Aralarında davacının da bulunduğu 39 kişi hakkında Mersin 3. Ağır Ceza Mahkemesi’nin 2009/201 Esas sayılı dosyasında kamu davası açılarak, sanıkların a)Suç delillerini yok etme, gizleme veya değiştirme, b)Bilişim sistemindeki verileri bozma, yoketme, erişilmez kılma, sisteme veri yerleştirme vb., c)Resmi belgeyi bozma, yok etme veya gizleme, d)Görevi Kötüye kullanma, e)Konut dokunulmazlığını ihlal etme, f)Kamu kurum ve kuruluşlarının zararına dolandırıcılık, g)Kamu malına zarar verme, h)Kamu kurum ve kuruluşlarındaki eşya hakkında hırsızlık suçlarından cezalandırılmaları talep edilmiştir. Anılan ceza davası, halen derdest bulunmaktadır. Şüphesiz, bu davanın sonucu, görülmekte olan tespit davasının sonucunu etkileyecektir.
Bu durumda, anılan davanın bekletici mesele yapılarak, kararın kesinleşmesinden sonra oluşacak sonuca ve yargılama esnasında saptanacak durum ve gerekçelere göre Ağır ceza mahkemesindeki dava neticesi beklenirken toplanacak yeni deliller birlikte mütalaa edilmek suretiyle karar verilmesi gerekirken, aksi düşüncelerle yazılı şekilde hüküm kurulması usul ve yasaya aykırı olup bozmayı gerektirir.

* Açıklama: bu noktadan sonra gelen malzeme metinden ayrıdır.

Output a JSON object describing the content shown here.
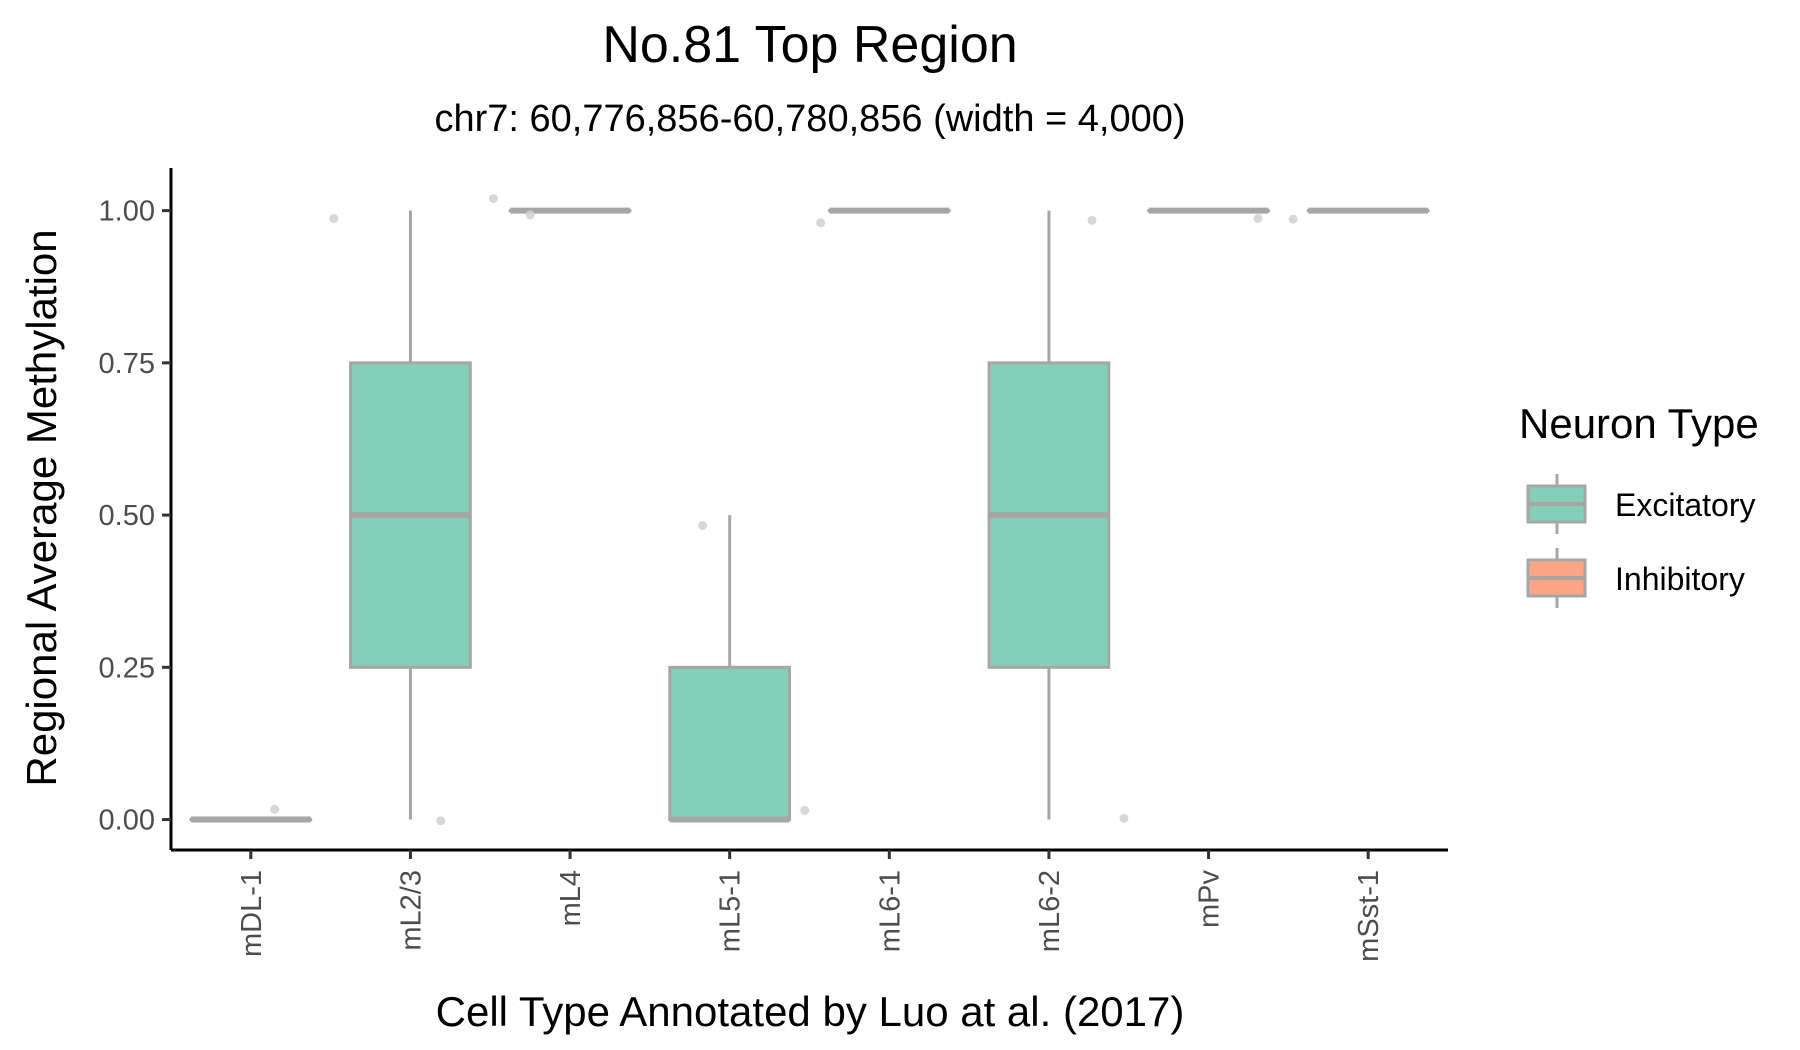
{
  "chart_data": {
    "type": "box",
    "title": "No.81 Top Region",
    "subtitle": "chr7: 60,776,856-60,780,856 (width = 4,000)",
    "xlabel": "Cell Type Annotated by Luo at al. (2017)",
    "ylabel": "Regional Average Methylation",
    "ylim": [
      -0.05,
      1.07
    ],
    "yticks": [
      0,
      0.25,
      0.5,
      0.75,
      1
    ],
    "ytick_labels": [
      "0.00",
      "0.25",
      "0.50",
      "0.75",
      "1.00"
    ],
    "categories": [
      "mDL-1",
      "mL2/3",
      "mL4",
      "mL5-1",
      "mL6-1",
      "mL6-2",
      "mPv",
      "mSst-1"
    ],
    "boxes": [
      {
        "category": "mDL-1",
        "group": "Excitatory",
        "min": 0,
        "q1": 0,
        "median": 0,
        "q3": 0,
        "max": 0
      },
      {
        "category": "mL2/3",
        "group": "Excitatory",
        "min": 0,
        "q1": 0.25,
        "median": 0.5,
        "q3": 0.75,
        "max": 1
      },
      {
        "category": "mL4",
        "group": "Excitatory",
        "min": 1,
        "q1": 1,
        "median": 1,
        "q3": 1,
        "max": 1
      },
      {
        "category": "mL5-1",
        "group": "Excitatory",
        "min": 0,
        "q1": 0,
        "median": 0,
        "q3": 0.25,
        "max": 0.5
      },
      {
        "category": "mL6-1",
        "group": "Excitatory",
        "min": 1,
        "q1": 1,
        "median": 1,
        "q3": 1,
        "max": 1
      },
      {
        "category": "mL6-2",
        "group": "Excitatory",
        "min": 0,
        "q1": 0.25,
        "median": 0.5,
        "q3": 0.75,
        "max": 1
      },
      {
        "category": "mPv",
        "group": "Excitatory",
        "min": 1,
        "q1": 1,
        "median": 1,
        "q3": 1,
        "max": 1
      },
      {
        "category": "mSst-1",
        "group": "Excitatory",
        "min": 1,
        "q1": 1,
        "median": 1,
        "q3": 1,
        "max": 1
      }
    ],
    "jitter_points": [
      {
        "category": "mDL-1",
        "offset": 0.15,
        "y": 0.017
      },
      {
        "category": "mL2/3",
        "offset": -0.48,
        "y": 0.987
      },
      {
        "category": "mL2/3",
        "offset": 0.19,
        "y": -0.002
      },
      {
        "category": "mL4",
        "offset": -0.48,
        "y": 1.02
      },
      {
        "category": "mL4",
        "offset": -0.25,
        "y": 0.993
      },
      {
        "category": "mL5-1",
        "offset": -0.17,
        "y": 0.483
      },
      {
        "category": "mL5-1",
        "offset": 0.47,
        "y": 0.015
      },
      {
        "category": "mL6-1",
        "offset": -0.43,
        "y": 0.98
      },
      {
        "category": "mL6-2",
        "offset": 0.27,
        "y": 0.984
      },
      {
        "category": "mL6-2",
        "offset": 0.47,
        "y": 0.002
      },
      {
        "category": "mPv",
        "offset": 0.31,
        "y": 0.987
      },
      {
        "category": "mSst-1",
        "offset": -0.47,
        "y": 0.986
      }
    ],
    "legend": {
      "title": "Neuron Type",
      "placement": "right",
      "entries": [
        {
          "label": "Excitatory",
          "color": "#84CFB7"
        },
        {
          "label": "Inhibitory",
          "color": "#FCA584"
        }
      ]
    },
    "grid": false,
    "colors": {
      "box_outline": "#A6A6A6",
      "point": "#D3D3D3",
      "axis": "#000000"
    }
  }
}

O halde, davacının bu yönleri amaçlayan temyiz itirazları kabul edilmeli ve hüküm bozulmalıdır.
SONUÇ: Hükmün yukarıda açıklanan nedenlerle BOZULMASINA, bozma nedenine göre davacının diğer temyiz itirazlarının incelenmesine şimdilik yer olmadığına, temyiz harcının istek halinde ilgiliye iadesine, 02.06.2011 gününde oybirliğiyle karar verildi.